When reviewing a contract, the first thing I am looking for is deviations from the balanced, standard way to regulate contract terms. This presupposes knowledge of common law and declaratory statute law. A deviation will usually represent an elevated risk level. For Norwegian contracts, the Norwegian Sale of Goods Act of 1988 is in fact a very nice and short textbook on standard terms for contracts. You should not take everything literally, especially not § 63 on differentiation between direct and indirect losses.
The preamble in a contract might seem harmless at first sight. They are informative and help putting the terms and conditions in perspective. Basically, preambles should not in them selves be perceived as conditions in the contract. The purpose might say something about the parties’ common understanding of what should be delivered and preambles may be relevant to make a choice between different interpretations where for example, only one is in accordance with the stated purpose.
It could be noted that the deliverables the vendor shall present should be fit for the purpose and needs of the procurement the customer had at the time the contract was concluded, cf. the principle expressed in the Norwegian Goods Act § 17 (2) (b). In contracts between professional parties, I believe that the purpose sections are primarily useful as reading aid to the rest of the terms, conditions and appendices. To some extent they might also be helpful when interpreting minor ambiguities. I have seen it a few times, but in my opinion, treating them as terms and conditions is both disorderly and wrong. Take extra care when you come across purpose sections formulated in a way that the contractual obligations of the vendor can be read as they are infinite, without a clearly defined end.
The obligations in a contract is should never be infinite. When a dispute situation arise parties tend to chose the interpretation that suits them best, whether they originate in original preconditions or not. Neither the scope nor requirements of a contractual obligation should be stated in the purpose section. Purpose sections belong in the beginning of a contract or in the requirements set forth in an appendix, not scattered across the terms and conditions.
Other clauses that should be examined carefully are the regulation of liability, intellectual property rights, payment and choice of law and venue, to name a few.
Measures for successful risk reduction
I do believe that many businesses very easily can be able to achieve gains by being a little more conscious of contract risks. What seems insignificant and trivial at the time of signing a contract can later become very important in a dispute. When making routines for legal risk management in contracts, my recommendation is that you start in a simple way and don’t go for the perfect solution immediately. The simpler and more intuitive regime, the greater the likelihood is that tasks will be performed. Time-consuming procedures without immediate impact are the first to go when the workload increases.
In short, my recommendations are:
- Do not be too strict on whether a risk is legal, financial, technical or in an other category. The most important task is to capture and evaluate the risk, not placing it in the correct category.
- Provide support and attention of the management. Risk analysis that are not read, requested or monitored has little value.
- Training and change management is important. Nice spread sheets and software is not enough. Support for the desired direction must be created. Change processes must both be created and managed.

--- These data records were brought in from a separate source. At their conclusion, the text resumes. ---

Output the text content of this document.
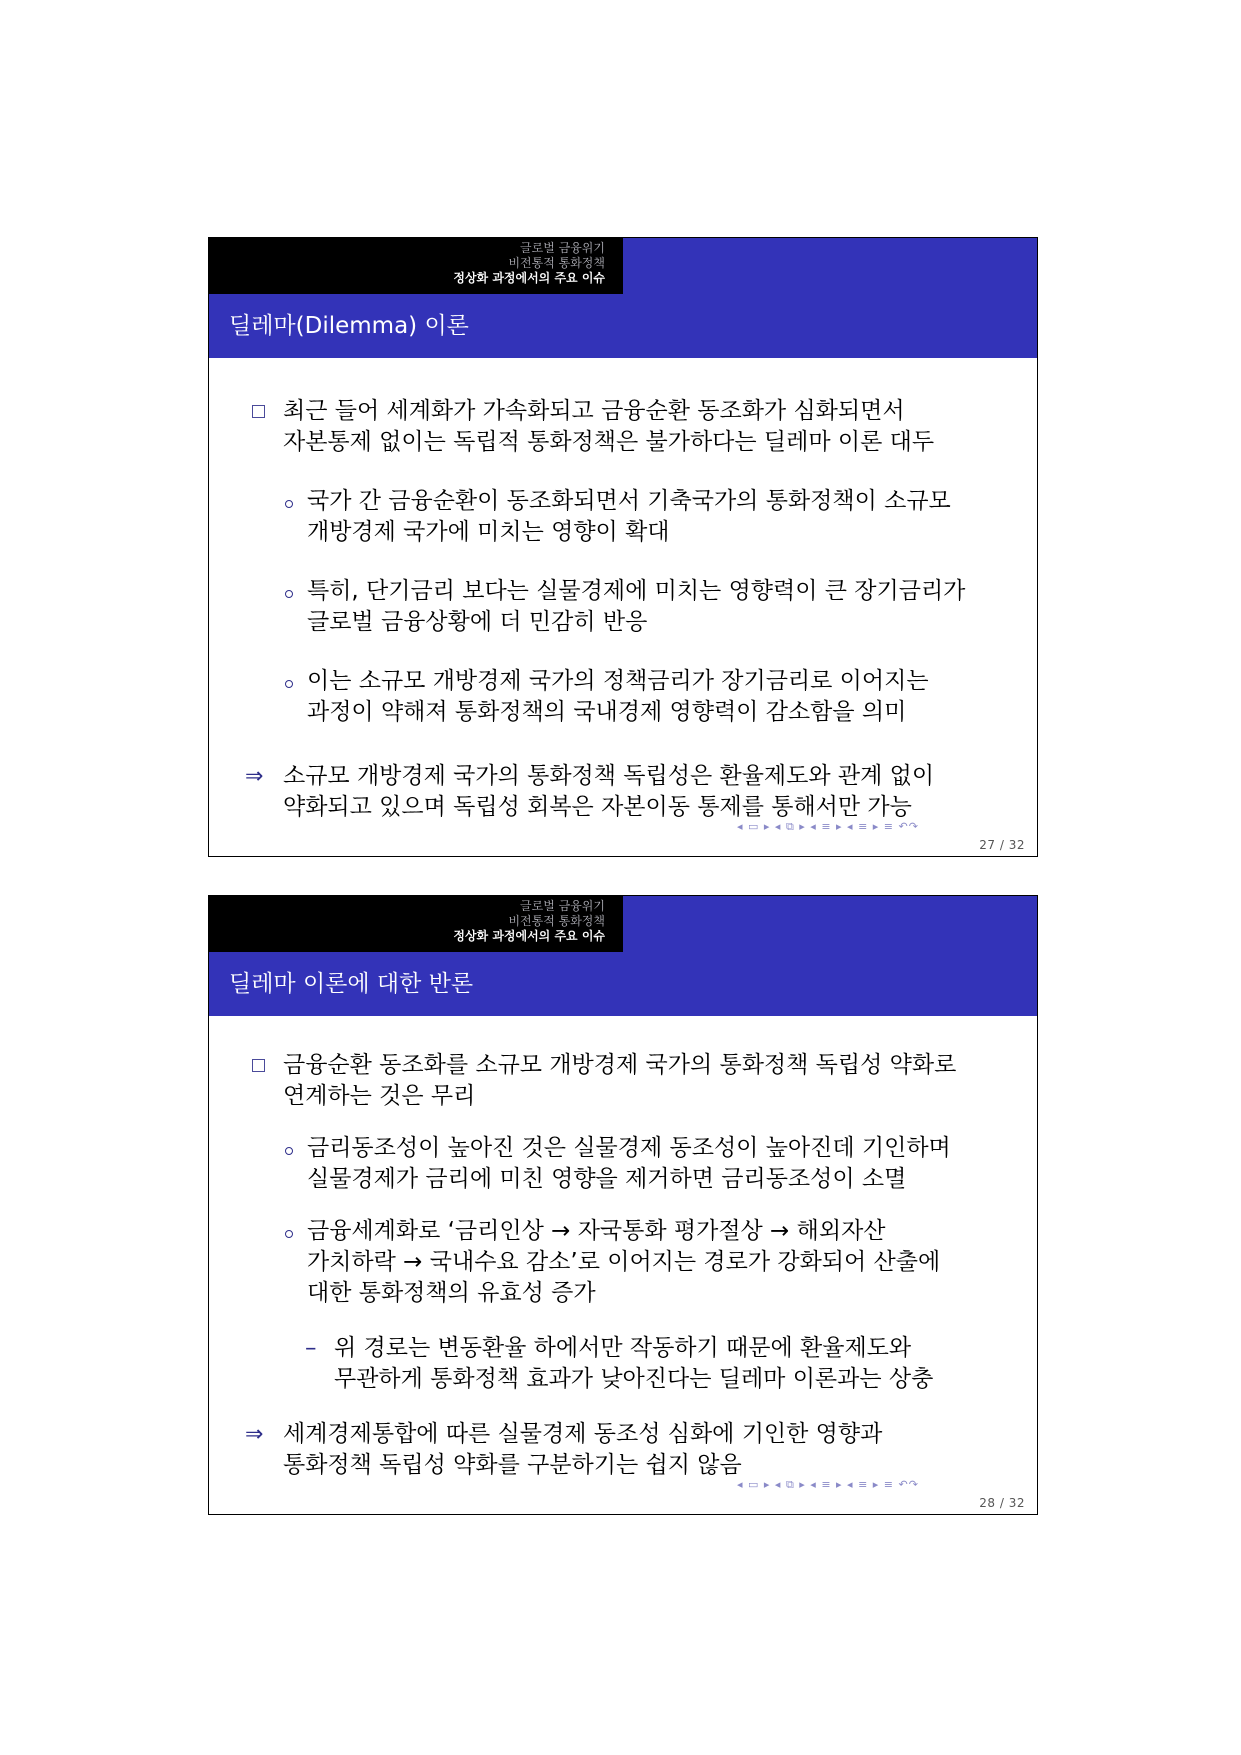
글로벌 금융위기
비전통적 통화정책
정상화 과정에서의 주요 이슈
딜레마(Dilemma) 이론
최근 들어 세계화가 가속화되고 금융순환 동조화가 심화되면서
자본통제 없이는 독립적 통화정책은 불가하다는 딜레마 이론 대두
국가 간 금융순환이 동조화되면서 기축국가의 통화정책이 소규모
개방경제 국가에 미치는 영향이 확대
특히, 단기금리 보다는 실물경제에 미치는 영향력이 큰 장기금리가
글로벌 금융상황에 더 민감히 반응
이는 소규모 개방경제 국가의 정책금리가 장기금리로 이어지는
과정이 약해져 통화정책의 국내경제 영향력이 감소함을 의미
⇒ 소규모 개방경제 국가의 통화정책 독립성은 환율제도와 관계 없이
약화되고 있으며 독립성 회복은 자본이동 통제를 통해서만 가능
◂ ▭ ▸ ◂ ⧉ ▸ ◂ ≡ ▸ ◂ ≡ ▸ ≡ ↶↷
27 / 32
글로벌 금융위기
비전통적 통화정책
정상화 과정에서의 주요 이슈
딜레마 이론에 대한 반론
금융순환 동조화를 소규모 개방경제 국가의 통화정책 독립성 약화로
연계하는 것은 무리
금리동조성이 높아진 것은 실물경제 동조성이 높아진데 기인하며
실물경제가 금리에 미친 영향을 제거하면 금리동조성이 소멸
금융세계화로 ‘금리인상 → 자국통화 평가절상 → 해외자산
가치하락 → 국내수요 감소’로 이어지는 경로가 강화되어 산출에
대한 통화정책의 유효성 증가
– 위 경로는 변동환율 하에서만 작동하기 때문에 환율제도와
무관하게 통화정책 효과가 낮아진다는 딜레마 이론과는 상충
⇒ 세계경제통합에 따른 실물경제 동조성 심화에 기인한 영향과
통화정책 독립성 약화를 구분하기는 쉽지 않음
◂ ▭ ▸ ◂ ⧉ ▸ ◂ ≡ ▸ ◂ ≡ ▸ ≡ ↶↷
28 / 32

- Let the risk management live through the whole lifecycle from a need arises, contract negotiations, deliverables are presented and the contract is terminated. Often someone thought something wisely at an early stage, something that others do not have time or qualifications to think about later. A proper system for risk management let knowledge be shared and live throughout the entire lifecycle of a contract.
- Be wary of selective choice of risks. It’s tempting not to report unpleasant risks, especially if they are difficult to handle.
- Continuous risk management is a source to success.